To help plants better fend off insect pests, researchers are considering arming them with stones. The University of Delaware’s Ivan Hiltpold and researchers from the Hawkesbury Institute for the Environment at Western Sydney University in Australia are examining the addition of silicon to the soil in which plants are grown to help strengthen plants against potential predators.
The research was published recently in the journal Soil Biology and Biochemistry and was funded by Sugar Research Australia. Adam Frew, currently a postdoctoral research fellow at the Charles Sturt University in Australia, is the lead author on the paper.
Silicon is the world’s second most abundant element after oxygen in the Earth’s crust, but because it is in a stone or mineral form, it is not readily available for use by plants.
By amending the soil with silica, a form of silicon that plants can easily take up, the researchers helped the plants build up tiny particles called phytoliths, or “plant stones,” to defend against herbivorous insects and possibly rodents.

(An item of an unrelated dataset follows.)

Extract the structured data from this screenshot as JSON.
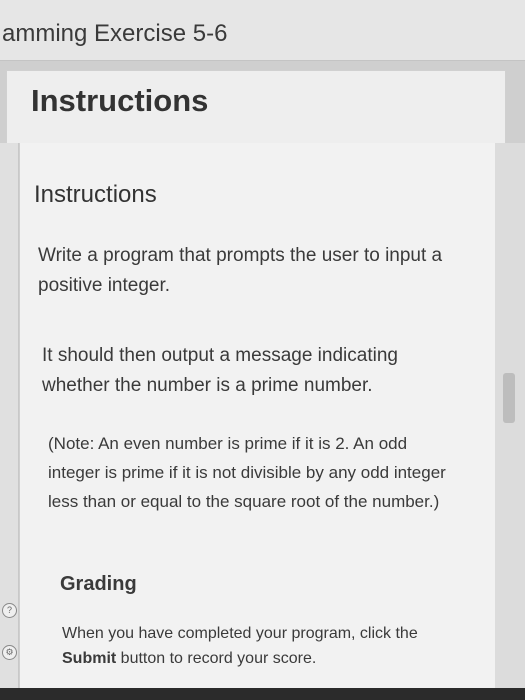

In experiments with two sugarcane varieties grown in a greenhouse, root-feeding insects, primarily the cane grub, fed on the plants. The immune function of the insects was assessed by measuring their immune response to entomopathogenic nematodes—small organisms that kill insects in the soil—while insect growth and root consumption were assessed in a feeding trial.

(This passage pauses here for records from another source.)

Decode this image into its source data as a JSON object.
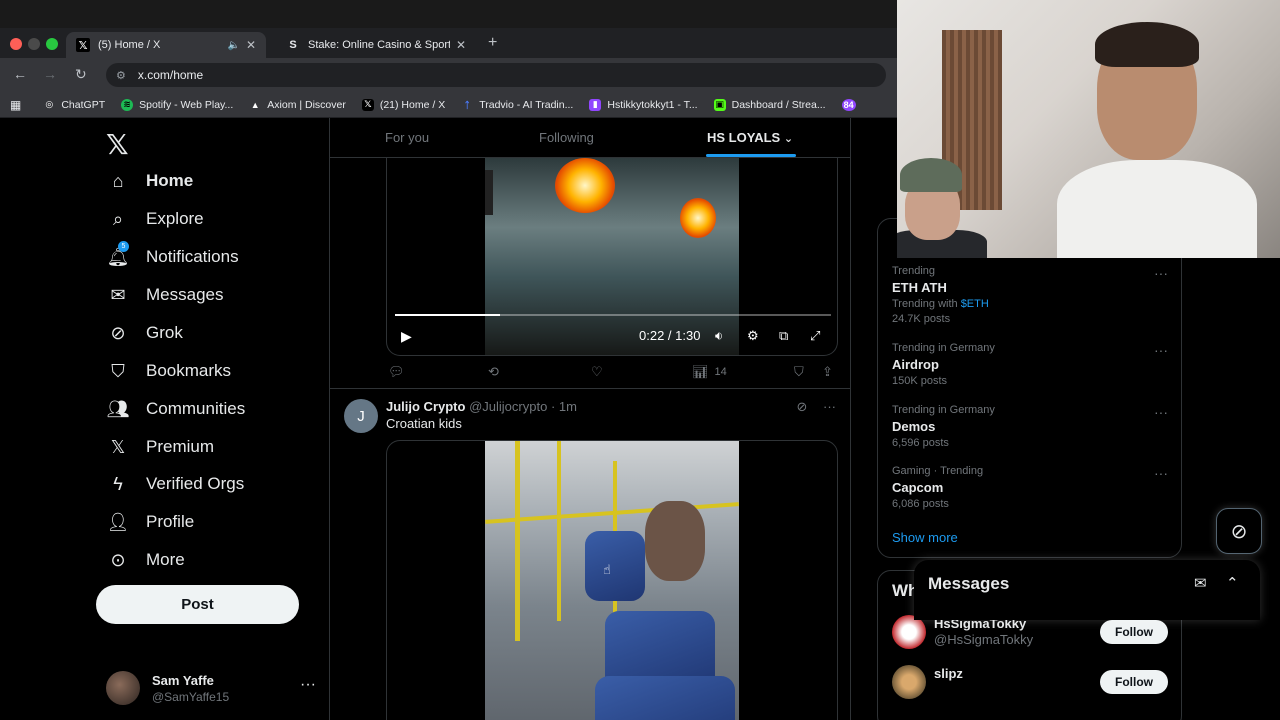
{
  "browser": {
    "tabs": [
      {
        "label": "(5) Home / X",
        "favicon": "x-logo-icon"
      },
      {
        "label": "Stake: Online Casino & Sports",
        "favicon": "stake-icon"
      }
    ],
    "url": "x.com/home",
    "bookmarks": [
      {
        "label": "ChatGPT"
      },
      {
        "label": "Spotify - Web Play..."
      },
      {
        "label": "Axiom | Discover"
      },
      {
        "label": "(21) Home / X"
      },
      {
        "label": "Tradvio - AI Tradin..."
      },
      {
        "label": "Hstikkytokkyt1 - T..."
      },
      {
        "label": "Dashboard / Strea..."
      },
      {
        "label": "84"
      }
    ]
  },
  "nav": {
    "items": [
      {
        "label": "Home",
        "icon": "home-icon"
      },
      {
        "label": "Explore",
        "icon": "search-icon"
      },
      {
        "label": "Notifications",
        "icon": "bell-icon",
        "badge": "5"
      },
      {
        "label": "Messages",
        "icon": "mail-icon"
      },
      {
        "label": "Grok",
        "icon": "grok-icon"
      },
      {
        "label": "Bookmarks",
        "icon": "bookmark-icon"
      },
      {
        "label": "Communities",
        "icon": "people-icon"
      },
      {
        "label": "Premium",
        "icon": "x-logo-icon"
      },
      {
        "label": "Verified Orgs",
        "icon": "lightning-icon"
      },
      {
        "label": "Profile",
        "icon": "user-icon"
      },
      {
        "label": "More",
        "icon": "more-circle-icon"
      }
    ],
    "post_label": "Post",
    "account": {
      "name": "Sam Yaffe",
      "handle": "@SamYaffe15"
    }
  },
  "feed": {
    "tabs": [
      "For you",
      "Following",
      "HS LOYALS"
    ],
    "video1": {
      "time": "0:22 / 1:30",
      "progress": 0.24
    },
    "actions": {
      "views": "14"
    },
    "post2": {
      "avatar_letter": "J",
      "name": "Julijo Crypto",
      "handle": "@Julijocrypto",
      "time": "· 1m",
      "text": "Croatian kids"
    }
  },
  "trends": [
    {
      "category": "Trending",
      "name": "ETH ATH",
      "sub_prefix": "Trending with ",
      "cashtag": "$ETH",
      "posts": "24.7K posts"
    },
    {
      "category": "Trending in Germany",
      "name": "Airdrop",
      "posts": "150K posts"
    },
    {
      "category": "Trending in Germany",
      "name": "Demos",
      "posts": "6,596 posts"
    },
    {
      "category": "Gaming · Trending",
      "name": "Capcom",
      "posts": "6,086 posts"
    }
  ],
  "show_more": "Show more",
  "who_to_follow": {
    "title": "Who to follow",
    "users": [
      {
        "name": "HsSigmaTokky",
        "handle": "@HsSigmaTokky",
        "button": "Follow"
      },
      {
        "name": "slipz",
        "handle": "",
        "button": "Follow"
      }
    ]
  },
  "messages_drawer": {
    "title": "Messages"
  },
  "colors": {
    "accent": "#1d9bf0",
    "background": "#000000",
    "border": "#2f3336",
    "muted": "#71767b"
  }
}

The researchers found that high levels of silicon concentrations decreased insect growth and root consumption, the latter by 71 percent. Because the silicon doesn’t affect grazing livestock it also will not affect humans when, for example, a person consumes boiled carrots or sweet corn.
The option of using silicon to naturally strengthen the plant’s defenses against the cane grub would be both environmentally friendly and economically attractive to growers, as they would not have to spray as much to protect their crops.